I’m new to both Stan and brms, so please bear with me.
I’m struggling to get some certainty about intercepts (both population and group-level) for a Zero-Inflated Negative Binomial model that I plan to use.
The problem shows with deterministically generated test data, and I cannot figure out why the CI for the intercept parameters are so wide. I use an weibull(2, 1) (same as exponential(2), afaik) as prior for the variance within and between groups.

As the data is generated and perfectly balanced, I did expect more certainty in the intercepts.
I interpret the reported intercepts as:

  • “Intercept” is the population-level intercept (average across all groups)
  • r_g1[T, Intercept] is the difference for the g1 factor for group T from the population level intercept, common for all g2 groups
  • r_g1:g2[T_R, Intercept] is the additional difference for group R, from the both above intercepts

Please see the attached Rmd file for the problem statement, and a reproducible example.
minimal_example_wide_intercepts.Rmd (5.1 KB)

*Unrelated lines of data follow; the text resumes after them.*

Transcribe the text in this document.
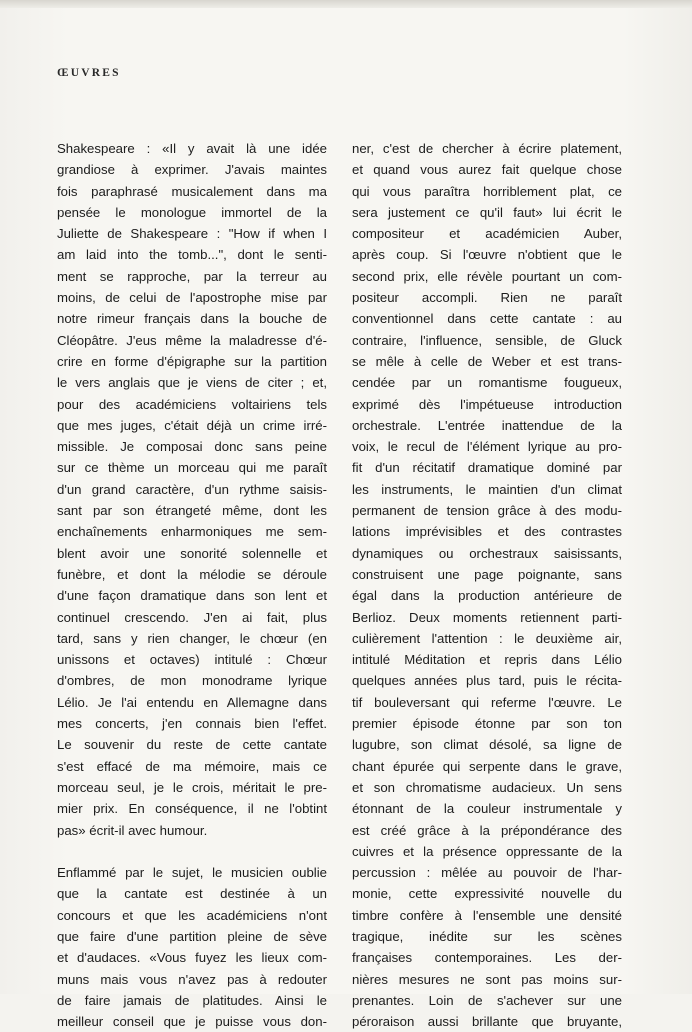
ŒUVRES
Shakespeare : «Il y avait là une idée
grandiose à exprimer. J'avais maintes
fois paraphrasé musicalement dans ma
pensée le monologue immortel de la
Juliette de Shakespeare : "How if when I
am laid into the tomb...", dont le senti-
ment se rapproche, par la terreur au
moins, de celui de l'apostrophe mise par
notre rimeur français dans la bouche de
Cléopâtre. J'eus même la maladresse d'é-
crire en forme d'épigraphe sur la partition
le vers anglais que je viens de citer ; et,
pour des académiciens voltairiens tels
que mes juges, c'était déjà un crime irré-
missible. Je composai donc sans peine
sur ce thème un morceau qui me paraît
d'un grand caractère, d'un rythme saisis-
sant par son étrangeté même, dont les
enchaînements enharmoniques me sem-
blent avoir une sonorité solennelle et
funèbre, et dont la mélodie se déroule
d'une façon dramatique dans son lent et
continuel crescendo. J'en ai fait, plus
tard, sans y rien changer, le chœur (en
unissons et octaves) intitulé : Chœur
d'ombres, de mon monodrame lyrique
Lélio. Je l'ai entendu en Allemagne dans
mes concerts, j'en connais bien l'effet.
Le souvenir du reste de cette cantate
s'est effacé de ma mémoire, mais ce
morceau seul, je le crois, méritait le pre-
mier prix. En conséquence, il ne l'obtint
pas» écrit-il avec humour.
Enflammé par le sujet, le musicien oublie
que la cantate est destinée à un
concours et que les académiciens n'ont
que faire d'une partition pleine de sève
et d'audaces. «Vous fuyez les lieux com-
muns mais vous n'avez pas à redouter
de faire jamais de platitudes. Ainsi le
meilleur conseil que je puisse vous don-
ner, c'est de chercher à écrire platement,
et quand vous aurez fait quelque chose
qui vous paraîtra horriblement plat, ce
sera justement ce qu'il faut» lui écrit le
compositeur et académicien Auber,
après coup. Si l'œuvre n'obtient que le
second prix, elle révèle pourtant un com-
positeur accompli. Rien ne paraît
conventionnel dans cette cantate : au
contraire, l'influence, sensible, de Gluck
se mêle à celle de Weber et est trans-
cendée par un romantisme fougueux,
exprimé dès l'impétueuse introduction
orchestrale. L'entrée inattendue de la
voix, le recul de l'élément lyrique au pro-
fit d'un récitatif dramatique dominé par
les instruments, le maintien d'un climat
permanent de tension grâce à des modu-
lations imprévisibles et des contrastes
dynamiques ou orchestraux saisissants,
construisent une page poignante, sans
égal dans la production antérieure de
Berlioz. Deux moments retiennent parti-
culièrement l'attention : le deuxième air,
intitulé Méditation et repris dans Lélio
quelques années plus tard, puis le récita-
tif bouleversant qui referme l'œuvre. Le
premier épisode étonne par son ton
lugubre, son climat désolé, sa ligne de
chant épurée qui serpente dans le grave,
et son chromatisme audacieux. Un sens
étonnant de la couleur instrumentale y
est créé grâce à la prépondérance des
cuivres et la présence oppressante de la
percussion : mêlée au pouvoir de l'har-
monie, cette expressivité nouvelle du
timbre confère à l'ensemble une densité
tragique, inédite sur les scènes
françaises contemporaines. Les der-
nières mesures ne sont pas moins sur-
prenantes. Loin de s'achever sur une
péroraison aussi brillante que bruyante,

I suspect that because you have random effects with just two levels, the random effect values are only weakly identified from the intercept. That is, given some true set of parameters, it doesn’t impact the target density too severely to move the intercept up one and both of elements of a random effect vector down one.

Take a look at

summary(posterior_linpred(m, newdata = data.frame(y = 0, A = 0, C = 0, D = 0, g1 = "T1", g2 = "R1")))

I think you’ll find that the actual value of the linear predictor is well constrained. It’s just that there are many weakly differentiated configurations of the fixed and random intercepts that all lead to similar values in the linear predictor. These problems lessen as the number of random effect levels gets larger. For example, with two random effect levels from a standard normal, a sample mean as large as 1 would be roughly a 1.4-sigma event. With 100 levels, it’d be a 10-sigma event.

2 Likes

Thanks, @jsocolar - I’m trying to get my head around these concepts, and your explanation makes more sense to me now. I will revisit the example to see the effects in more detail.

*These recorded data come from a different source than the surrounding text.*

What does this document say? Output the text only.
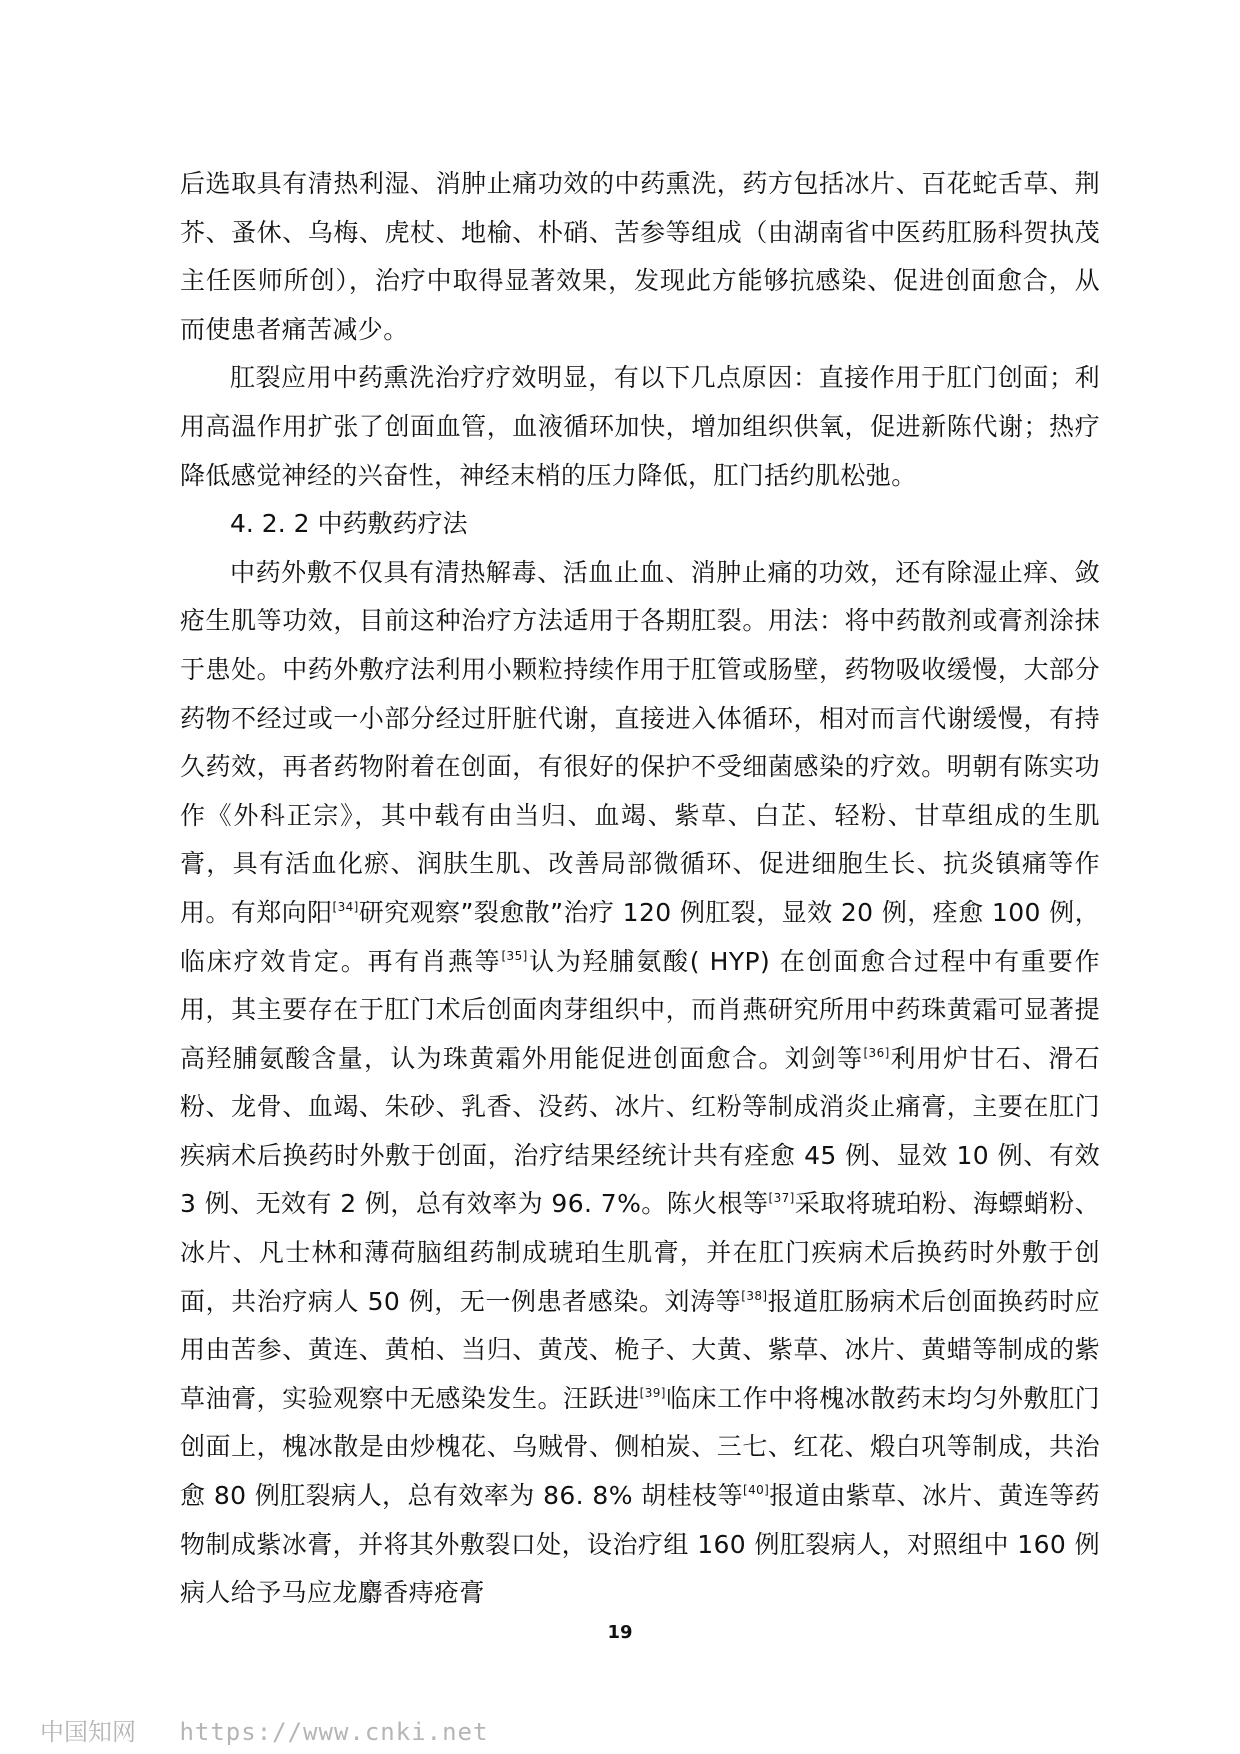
后选取具有清热利湿、消肿止痛功效的中药熏洗，药方包括冰片、百花蛇舌草、荆芥、蚤休、乌梅、虎杖、地榆、朴硝、苦参等组成（由湖南省中医药肛肠科贺执茂主任医师所创），治疗中取得显著效果，发现此方能够抗感染、促进创面愈合，从而使患者痛苦减少。

肛裂应用中药熏洗治疗疗效明显，有以下几点原因：直接作用于肛门创面；利用高温作用扩张了创面血管，血液循环加快，增加组织供氧，促进新陈代谢；热疗降低感觉神经的兴奋性，神经末梢的压力降低，肛门括约肌松弛。

4. 2. 2 中药敷药疗法

中药外敷不仅具有清热解毒、活血止血、消肿止痛的功效，还有除湿止痒、敛疮生肌等功效，目前这种治疗方法适用于各期肛裂。用法：将中药散剂或膏剂涂抹于患处。中药外敷疗法利用小颗粒持续作用于肛管或肠壁，药物吸收缓慢，大部分药物不经过或一小部分经过肝脏代谢，直接进入体循环，相对而言代谢缓慢，有持久药效，再者药物附着在创面，有很好的保护不受细菌感染的疗效。明朝有陈实功作《外科正宗》，其中载有由当归、血竭、紫草、白芷、轻粉、甘草组成的生肌膏，具有活血化瘀、润肤生肌、改善局部微循环、促进细胞生长、抗炎镇痛等作用。有郑向阳[34]研究观察”裂愈散”治疗 120 例肛裂，显效 20 例，痊愈 100 例，临床疗效肯定。再有肖燕等[35]认为羟脯氨酸( HYP) 在创面愈合过程中有重要作用，其主要存在于肛门术后创面肉芽组织中，而肖燕研究所用中药珠黄霜可显著提高羟脯氨酸含量，认为珠黄霜外用能促进创面愈合。刘剑等[36]利用炉甘石、滑石粉、龙骨、血竭、朱砂、乳香、没药、冰片、红粉等制成消炎止痛膏，主要在肛门疾病术后换药时外敷于创面，治疗结果经统计共有痊愈 45 例、显效 10 例、有效 3 例、无效有 2 例，总有效率为 96. 7%。陈火根等[37]采取将琥珀粉、海螵蛸粉、冰片、凡士林和薄荷脑组药制成琥珀生肌膏，并在肛门疾病术后换药时外敷于创面，共治疗病人 50 例，无一例患者感染。刘涛等[38]报道肛肠病术后创面换药时应用由苦参、黄连、黄柏、当归、黄茂、桅子、大黄、紫草、冰片、黄蜡等制成的紫草油膏，实验观察中无感染发生。汪跃进[39]临床工作中将槐冰散药末均匀外敷肛门创面上，槐冰散是由炒槐花、乌贼骨、侧柏炭、三七、红花、煅白巩等制成，共治愈 80 例肛裂病人，总有效率为 86. 8% 胡桂枝等[40]报道由紫草、冰片、黄连等药物制成紫冰膏，并将其外敷裂口处，设治疗组 160 例肛裂病人，对照组中 160 例病人给予马应龙麝香痔疮膏

19
中国知网 https://www.cnki.net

Replying to myself, in case someone else finds this thread in the future.
I reran the simulation with 8x8 factors (so, 64 individual groups, each having 60 observations)

It does improve the situation, but there are quirks that remain

These are the R-level intercepts for the T1 group, which according to the generative model should be steadily decreasing (from the general T1-intercept value of 0.4, it should be 0.3, 0.2, 0.1, 0, and so on…)
As you see, the T1_R3 & T1_R7 intercepts do not obey the expected pattern, and there are other quirks as well…

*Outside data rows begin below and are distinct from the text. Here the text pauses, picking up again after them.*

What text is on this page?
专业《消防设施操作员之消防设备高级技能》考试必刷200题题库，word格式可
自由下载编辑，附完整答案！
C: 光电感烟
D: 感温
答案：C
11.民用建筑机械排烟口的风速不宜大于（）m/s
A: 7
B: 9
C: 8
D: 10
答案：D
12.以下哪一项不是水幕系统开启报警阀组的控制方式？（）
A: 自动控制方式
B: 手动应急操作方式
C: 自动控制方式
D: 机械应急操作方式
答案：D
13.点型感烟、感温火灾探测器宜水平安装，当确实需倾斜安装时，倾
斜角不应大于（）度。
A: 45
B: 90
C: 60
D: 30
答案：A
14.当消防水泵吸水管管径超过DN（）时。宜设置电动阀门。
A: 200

Attached a new copy of the Rmd (also available on my github: bayesian_travails/minimal_example_wide_intercepts.Rmd at main · epkanol/bayesian_travails · GitHub)

minimal_example_wide_intercepts.Rmd (8.5 KB)

I have not tried increasing the amount of data points, or using more “informed priors” at this point, but I am content that the addition of levels did cause the intercepts to shrink a bit more. This suggests @jsocolar was correct (and I learned a great deal - many thanks!)